Accordingly, ring 150 may be substantially square or rectangular in cross-section when it is the outer ring of a ball bearing.

The arrangement may be used in association with other types of bearings. For example, the shaft which passes through the arrangement may undergo longitudinal movements through the apertures instead of, or in addition to, rotary movements.

The arrangement may be used in any applications in which it is required to align openings or passageways through adjacent housings including those with stationary shafts or with no shaft at all. Thus ring 150 does not need to be a bearing ring.

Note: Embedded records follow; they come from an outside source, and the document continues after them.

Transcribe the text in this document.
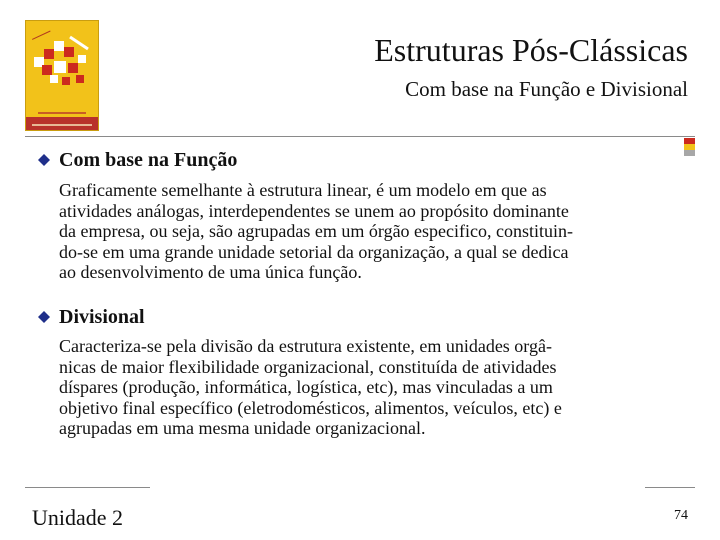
Estruturas Pós-Clássicas
Com base na Função e Divisional
Com base na Função

Graficamente semelhante à estrutura linear, é um modelo em que as
atividades análogas, interdependentes se unem ao propósito dominante
da empresa, ou seja, são agrupadas em um órgão especifico, constituin-
do-se em uma grande unidade setorial da organização, a qual se dedica
ao desenvolvimento de uma única função.

Divisional

Caracteriza-se pela divisão da estrutura existente, em unidades orgâ-
nicas de maior flexibilidade organizacional, constituída de atividades
díspares (produção, informática, logística, etc), mas vinculadas a um
objetivo final específico (eletrodomésticos, alimentos, veículos, etc) e
agrupadas em uma mesma unidade organizacional.

Unidade 2	74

The arrangement may be used in applications other than in the

automotive field.

Reference Numerals transmission system 10 gears 12, 14 shaft 16 housing wall 18 transmission housing 20 final gear 22 differential 24 clutch housing 30 clutch 32 housing walls 34, 36 input shaft 38 engine housing 40 output shaft 42 housing wall 44 dowels 52, 54, 56, 58 assembly arrangement 110 housing 120 housing wall 122 aperture 124 aperture sections 126, 128 stepped portion 130 rim 132 housing 140 housing wall 142 aperture 144 inset region 146 ring 150 internal walls 152, 154

Claims

CLAIMS1. An arrangement (110) comprising a first housing (120) which accommodates a moving member and which has an aperture (124) in a wall (122) thereof, a second housing (140) which accommodates a moving member and which has an aperture (144) in a wall (142) thereof, the apertures in the two housings being aligned, and a movable shaft element which passes through the aligned apertures and interconnects the moving tO members, wherein an annular member (150) is provided which engages both the apertures to restrict relative movement thereof in at least some directions.
2. An arrangement according to claim 1, wherein the annular member (150) restricts relative movement of the apertures (124, 144) in directtons perpendicular to the axes thereof.
3. An arrangement according to claim 2, wherein the annular member (150) restricts relative movement of the apertures (124, 144) in a direction parallel to the axes thereof.
4. An arrangement according to any preceding claim, wherein a second annular member is located around the shaft element radially inwardly of the first-mentioned annular member (150) , the annular members together forming a bearing for the shaft element.
5. An arrangement according to any preceding claim, wherein the shaft element is a rotary shaft element.
6. An arrangement according to claim 4 or 5, wherein the bearing is a tapered roller bearing.
7. An arrangement according to claim 4 or 5, wherein the bearing is a ball bearing.
8. An arrangement according to any preceding claim, wherein the shaft element is capable of undertaking longitudinal movements.
9. An arrangement according to any preceding claim, wherein the annular member (150) is a force fit in one or both apertures (124, 144)
10. An arrangement according to any preceding claim wherein the annular member (150) engages an axially-extending wall surface (154) of one of the apertures (144) and both an axially-extending wall surface (152) and an axially-facing surface (130) of the other of the aperture (124)
11. An arrangement according to any preceding claim, wherein the first housing (120) has a projecting circumferential rim (132) which is received in an inset region (146) of the second housing (140).
12. A power transmission system comprising an arrangement (110) according to any preceding claim.
13. An engine housing a transmission system comprising at least first and second transmission housings (120, 140) accommodating respective moving members, the moving member(s) in the first housing being connected to the moving member(s) in the second housing by means of a rotary shaft, the shaft passing out of the first housing through a first aperture (124) and into the second housing through a second aperture (144), a rotary bearing being provided for the shaft where it passes through the apertures, the rotary bearing comprising an outer bearing ring (150) which engages both apertures.
14. An engine according to claim 13, wherein the first housing is an engine housing and the second housing is a clutch housing.
15. An engine according to claim 13, wherein the first housing is a clutch housing and the second housing is a gear or transmission housing.